We’re guilty of underestimating Kid Rock, I think.

He’s guilty, too, mind you, of putting himself in that position, having spent half a decade enthusiastically rendering himself and his music in ever more cartoonish shades after the breakthrough success of 1998’s 12-million-selling Devil Without a Cause album. Several years of tabloid-ready buffoonery on the arm of his recently "ex’d" wife, Pamela Anderson – including the punching of one of Pam’s other exes, Tommy Lee, at the MTV Music Video Awards last month – didn’t help his case, either.

Amidst such distractions as gossip, pyro and onstage bevies of strippers, though, the Detroit-raised musician born Robert James Ritchie has been trying very diligently to grow up ever since he betrayed a hurtin’ side in "Picture," a surprise-hit country duet with Sheryl Crow from 2002’s rather redundantly titled Cocky.

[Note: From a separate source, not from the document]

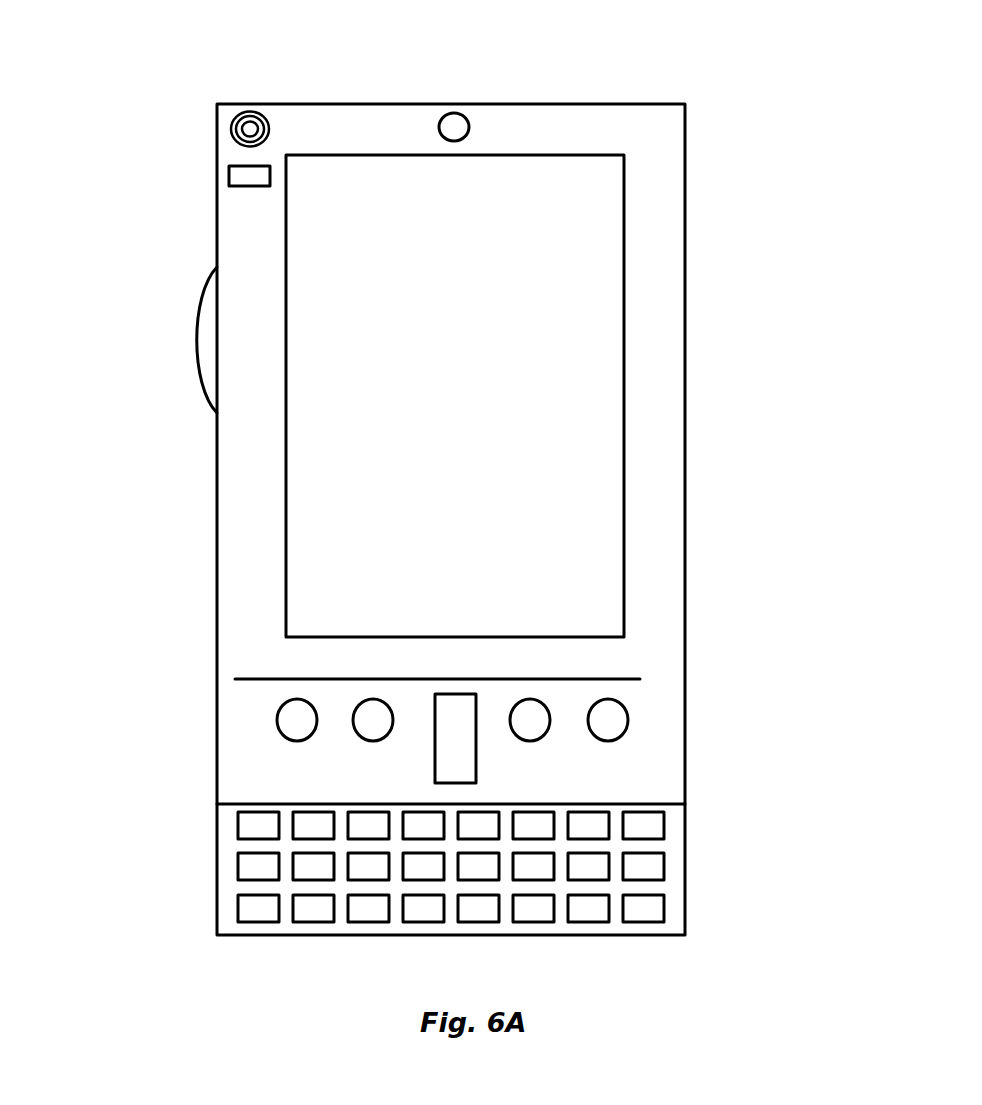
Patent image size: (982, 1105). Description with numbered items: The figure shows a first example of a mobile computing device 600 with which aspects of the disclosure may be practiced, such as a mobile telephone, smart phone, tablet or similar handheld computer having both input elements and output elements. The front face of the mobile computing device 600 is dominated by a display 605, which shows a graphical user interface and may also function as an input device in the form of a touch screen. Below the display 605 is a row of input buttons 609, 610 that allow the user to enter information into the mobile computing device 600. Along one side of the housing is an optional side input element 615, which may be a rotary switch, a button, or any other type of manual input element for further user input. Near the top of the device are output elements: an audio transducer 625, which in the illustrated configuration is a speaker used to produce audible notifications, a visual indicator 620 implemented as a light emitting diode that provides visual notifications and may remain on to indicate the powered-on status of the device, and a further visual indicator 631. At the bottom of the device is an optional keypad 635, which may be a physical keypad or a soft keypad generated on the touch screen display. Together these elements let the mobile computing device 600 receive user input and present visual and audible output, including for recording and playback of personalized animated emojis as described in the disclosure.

It’s taken four years to complete the follow-up to 2003’s subsequent Kid Rock, which tentatively recast him as a singer/songwriter, and not all of it was spent "screwin’ around and enjoying the fruits of my labour," as Rock, 36, puts it during a Friday-afternoon interview at an upscale Yorkville hotel. He was actually, y’know, working really hard to prove himself as a serious artist.

"As a performer, I’ve never felt more comfortable in my own skin. I think that’s starting to come out in my music. I’m really taking the time to craft it and, y’know, be a little more relevant than: `Hey, I’m Kid Rock, I’m a cowboy and let’s get drunk,’" he says, adding it was the urging of friend (and producer’s producer) Rick Rubin that compelled him to step up his game as a songwriter for his latest disc, Rock ‘n’ Roll Jesus.

"He’s been a friend and someone who’s always listened to my music and helped me, and we had a lot of conversations on where I should be musically and how the gap was wide open for the next great American rocker. He thought I was aligned perfectly to step into those shoes, which was a lot of pressure for me coming from someone like him. But I always work good under pressure and that really kicked me in my ass to go write a song like `Amen.’ And when I did that, he was like `That’s what I’ve been talking about.’"

Rock ‘n’ Roll Jesus keeps a foot on the goon-rock party wagon – "Hot like a toti (sic) / Smooth like Mondovi (sic) / Around the way they call me bathroom Bobby," he proclaims on "Sugar" – but there’s only a whiff of rap and the songs take pains to emulate the heartland-everyman style of such blue-collar troubadours as John Mellencamp, Bob Seger and Bruce Springsteen.

"All Summer Long," for instance, directly quotes Warren Zevon and Lynyrd Skynyrd while reminiscing mistily about the carefree days of teenage love. Workin’ men and ramblin’ badasses and dudes who spend their rent money getting KISS tattoos people the lyric sheet. "Amen" frets quietly about the war in Iraq and how to bring up a son in a world where "I’m scared to send my children to church."

Could this be the end of Kid Rock as we love, fear and/or loathe him?

"F—, no. It’s too much fun to give up. But there’s always a balance," he says. "I’ll be whatever people want me to be. If they want some crazy, ass-kicking, drunk-hillbilly rocker, it’s there. They can buy into that. But if they wanna see that I’m a single father trying to raise my kid and who’s very sensitive to a lot of issues going on in the world, I can be that guy, too.

"I’m getting older, too. I think my audience has grown with me and it doesn’t make sense for me to be talking about stuff that’ll get 18-year-olds involved. If they get involved, that’s great, but I’m always gonna speak to me and my generation about things goin’ on."

The 14-year-old offspring of Kid Rock – and former stepson of one Pamela Anderson – is turning out frightfully well-adjusted, by the way, according to his proud papa.

He attends an all-boys Catholic school where he’s on the rowing team, and Rock reports that he just had a parent-teacher meeting where he was informed "they’ve never had a more well-mannered kid … I think he’s gonna rebel and become a f—in’ doctor."

So, Kid Rock knows he’s a bit misunderstood. That’s why he’s been intent on scaling back the excesses of his live show – he and his Twisted Brown Trucker band played Kool Haus last night on a small-venue tour to be followed by a proper arena jaunt next year.

"I really want to reestablish the music first," he says.